Buddenbrooks


Film Buddenbrooks

Pflichterfüllung ist das wichtigste Prinzip in der Familie Buddenbrook.

Pflichterfüllung ist das wichtigste Prinzip in der Familie Buddenbrook.

Produktionsland Deutschland
Jahr 2008
Spielzeit 150 Minuten
Regie Heinrich Breloer
Hauptdarsteller Jessica Schwarz, Mark Waschke, August Diehl, Armin Mueller-Stahl, Iris Berben, Léa Bosco, Justus von Dohnányi, Martin Feifel, Nina Proll
Bewertung

Worum geht’s?

Eine der angesehensten Familien im Lübeck des frühen 19. Jahrhunderts sind die Buddenbrooks. Jean, der Patriarch der Familie, ist Konsul und verdient sein Geld als Getreidehändler. Sein ältester Sohn Thomas wird in das Geschäft eingearbeitet, denn er soll einst das Familienunternehmen übernehmen. Christian, der zweite Sohn, sammelt im Ausland Erfahrungen über das Handelswesen, und Tony, die Tochter des Hauses, soll möglichst bald möglichst wohlhabend verheiratet werden. Als der Hamburger Kaufmann Grünlich ihr einen Antrag macht, bietet sich diese Gelegenheit. Tony will nichts von ihm wissen, zumal sie sich kurz darauf in einem Kurzurlaub in einen Medizinstudenten verliebt. Doch die Familie besteht auf einer Heirat, und Tony willigt schließlich ein. Als sich Grünlich dann als Schwindler erweist, der es nur auf die Mitgift abgesehen hatte, ist das der erste von vielen Tiefschläge, die den Buddenbrooks bevorstehen.

Das sagt shitesite:

Eine ausführliche Ballszene, die im Roman von Thomas Mann nicht vorkommt, steht am Beginn von Buddenbrooks. Regisseur Heinrich Breloer, der die Erfahrung der Dokumentation Die Manns in seinen ersten fiktionalen Spielfilm mit einbringt, macht daraus seine Exposition, in der er die meisten wichtigen Figuren vorstellt und einige der Leitmotive und bestimmenden Konflikte bereits andeutet. Es ist ein Start, mit dem man sich nicht wohl fühlt: Nach zehn Minuten hat man erstens das Gefühl, dass dem Werk von Thomas Mann damit Gewalt angetan wird (am Ende des Films ist der Autor kurz zu sehen, wie er als alter Mann das Buddenbrook-Haus in Lübeck besichtigt, und es wirkt, als solle er damit dieser Adaption seinen Segen erteilen). Zweitens sieht es aus, als würde sich Buddenbrooks fortan in erster Linie an seiner eigenen Opulenz ergänzen.

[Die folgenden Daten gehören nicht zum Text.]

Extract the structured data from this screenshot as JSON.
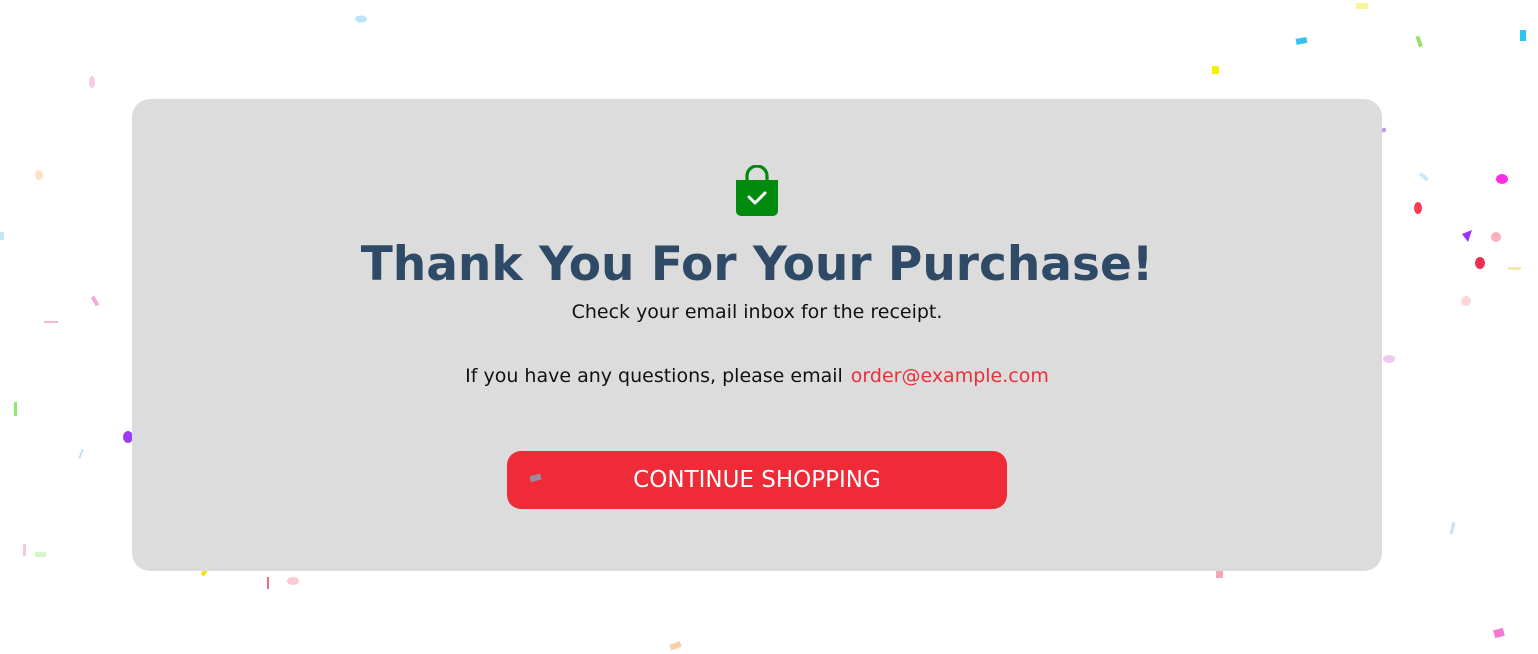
{
  "page": {
    "title": "Thank You For Your Purchase!",
    "receipt_text": "Check your email inbox for the receipt.",
    "questions_text": "If you have any questions, please email",
    "contact_email": "order@example.com",
    "continue_label": "CONTINUE SHOPPING",
    "icon": "shopping-bag-check-icon"
  },
  "colors": {
    "card_background": "#dcdcdc",
    "title": "#2e4a66",
    "accent": "#ef2b37",
    "icon": "#008a0e"
  }
}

Beides erweist sich dann als falsch. Die Werktreue ist hier – bedenkt man, wie schwierig es selbst bei einer Spielzeit von zweieinhalb Stunden ist, die Fülle des Stoffs und eine Handlung, die mehr als 40 Jahre umspannt, halbwegs sinnvoll zu komprimieren – einigermaßen hoch. Das Ensemble wird verkleinert, die Konzentration gilt den einschneidensten Momenten in der Familienchronik, sodass zumindest der Plot des Romans gut rüberkommt. Was dabei auf der Strecke bleibt, ist der Geist, die Reflexion, die Tiefe. Mitunter wirkt der Film gehetzt, wie eine allzu kompakte Zusammenfassung des Geschehens als Buddenbrooks für Eilige.

Auch die Idee, auf eine besonders aufdringliche Musik zu setzen und die Kamera immer dann schwanken, kippen und sinken zu lassen, wenn sich auch das Schicksal der Familie wieder ein bisschen in Richtung Abgrund bewegt, ist etwas plump. Die üppige Ausstattung erweist sich hingegen im Verlauf des Films als Gewinn und trägt einen großen Teil zur hanseatischen Romantik und Nostalgie bei, die den Film prägt. Als großer Pluspunkt erweist sich auch die Starbesetzung: Jessica Schwarz balanciert sehr gekonnt zwischen Unbeschwertheit und Reue. August Diehl gibt als Christian einen großartigen Freigeist am Rande des Wahnsinns, der Tradition, Ordnung und Pflicht am liebsten mit Gin, Champagner und Affären pulverisieren möchte. Und niemand sonst könnte einen Patrizier so eindrucksvoll spielen wie Armin Müller-Stahl: stolz, würdevoll, trotzig – und ahnend, dass seine Welt und seine Werte im Niedergang begriffen sind.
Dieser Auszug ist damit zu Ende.